The biggest point of contention right now when it comes to the UK government’s funding of tech? Cutting R&D tax credits, which were a lifeline for many startups. In 2000, the UK government established an R&D tax relief scheme that allows founders to claim back part of the money spent on R&D, including payroll, contractors, software and prototype materials, as a tax relief or cash credit — all in the name of incentivising scientists to commercialise their research in the UK.

UK companies claimed £6.6bn such relief for R&D in 2020-21 — which the government feared could rise to £8.9bn by 2027-28, based on forecasts by the Office for Budget Responsibility. These same forecasts now say the proposed cuts will save the UK £1.3bn a year by 2027-28.

But the proposed cuts have founders fearing bankruptcy and looking abroad for places to conduct their research more affordably. Meanwhile in France, the government has been steadily increasing the generosity of its R&D tax support for SMEs since 2004, according to OECD statistics.


Investors and founders worry that all these changes may jeopardise the UK’s ability to continue to attract international tech talent. Those fears were bolstered in recent weeks when Tech Nation — the body that ran the UK’s tech visa programme — confirmed that the government would not be renewing its contract, putting the future of the visa programme in jeopardy.

Since then, the Home Office has said it’s working with Tech Nation to ensure applications for its Global Talent visa are unaffected while the startup organisation seeks an asset sale. A spokesperson for the Home Office tells Sifted that the government is exploring “the long-term changes necessary so the UK can continue to benefit from the brightest and best living and working here”.

France launched its own tech visa programme in 2017, which is considered as one of the "friendliest" such schemes in Europe — although it’s still relatively small.

UK founders and investors were offered some reprieve when, a day after the Tech Nation news, the UK government announced the formation of a new department for science and tech. But they tell Sifted they want this to be promptly followed by tangible investment, as the series of funding cuts have sent a message of abandonment.

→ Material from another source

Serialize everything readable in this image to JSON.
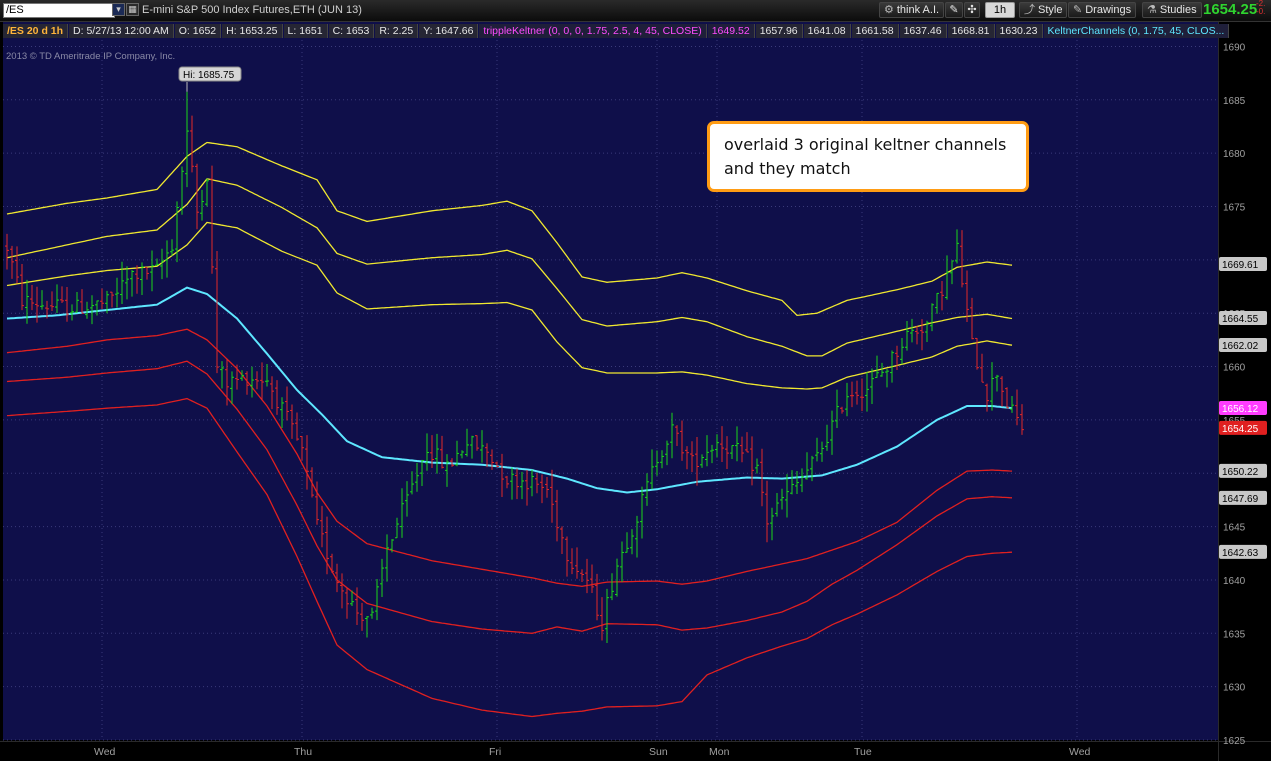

“The biggest thing I’ve noticed recently is this change in sentiment,” Ed Bramwell, founder of a fintech startup in stealth, tells Sifted.

“A couple of years ago, there was still a bit of a Brexit opportunity hangover, where the government seemed intent on building an ecosystem that would stand alone as a competitor to Silicon Valley.

“But recently with this string of changes, it seems that the government’s words are saying one thing but its actions are going in the complete other direction.”

La French Tech

So what would make UK founders feel like the government has their back? 

Several UK founders tell Sifted they’d like to see an equivalent to La French Tech established in the UK. La French Tech is the government’s startup agency, with its own separate budget, and works with founders, investors, and — crucially — foreign companies looking to come to France. A lot of its work can be classed as simply marketing French tech well. 

Founders say a UK version of this body could be tasked with two things: setting up multi-partied discussions with founders, investors, scientists and universities; and getting closer to Europe to work out how the UK can partner with the bloc again on innovation — particularly in science and deeptech. 

But crucially, they want it to be separate from government departments, so that it can make progress beyond election cycles. 

“As it stands, the UK doesn’t have any measures that will slow the decay of innovation,” startup adviser Claire Trachet says.

“We’re now at a crossroads where the government needs to quickly invest time, money and education in an entity that asks: what will the UK tech sector look like in the next 10 years?”